Idolatry, such as the love or devotion to money, and ignorance go hand in hand, because both have something in common, the rejection that beneath the apparent chaos of things lies a subtle and invisible order, an order that we can call God, spirituality, or wisdom. Those who seek easy and immediate results, due to a lack of understanding of the problems, cannot receive any blessing. People who live in ignorance sooner or later fall into idolatry.
There are many stories in the Bible that describe the magnitude of this problem, such as when Moses received the tablets of the law from God so that the Israelites could inherit the land, Canaan. When the Israelites realized that Moses was taking a long time to return, they asked Aaron to make a golden calf to worship because of their ignorance and hardness of heart. When Moses returned, he had to harshly rebuke them for the mistake they had made, interceding before God. The Book of Exodus recounts the actions of Moses: "He melted the idol the people had made, and he ground it into powder. He scattered it in their water and made them drink it" Exodus 32:20.

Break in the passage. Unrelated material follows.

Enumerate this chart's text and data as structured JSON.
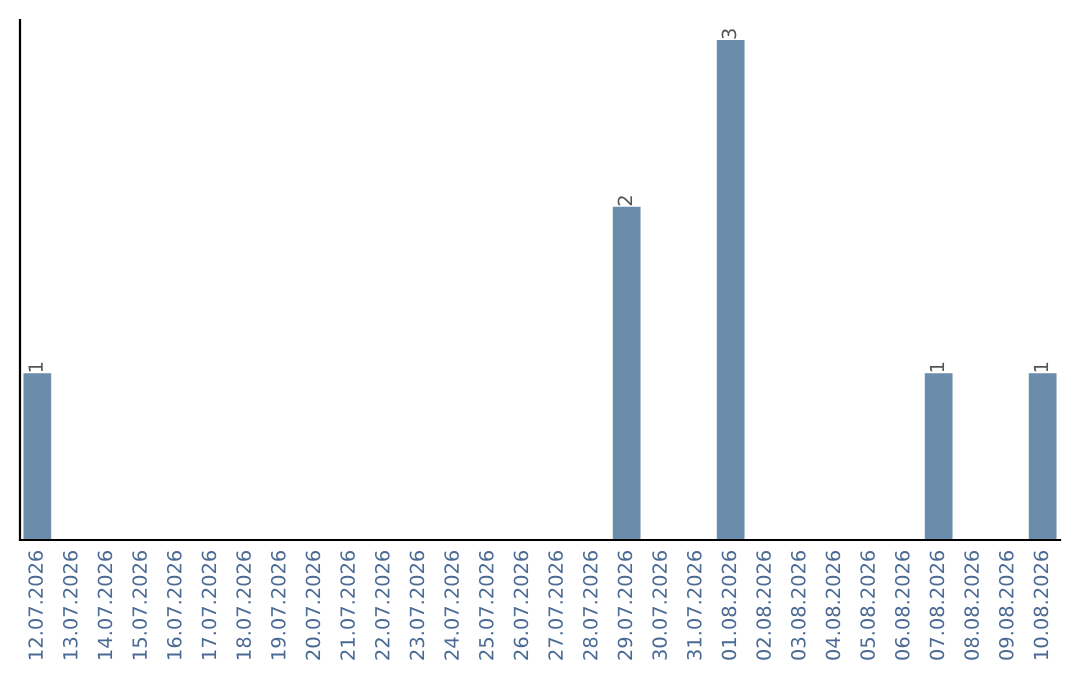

This is why the Book of Wisdom warns those who seek the true spiritual mysteries that God's science provides, not to be deceived by vain illusions. With these words, the Book of Wisdom condemns those who place their hope in material objects: "How much more miserable, though, are those people who put their trust in things that are dead? These people call gods the works of human hands, objects of gold and silver" Wisdom 13:10.
The Bible always reminds us that only God's wisdom should be worshipped; in this lies true knowledge, happiness, and the blessedness of man.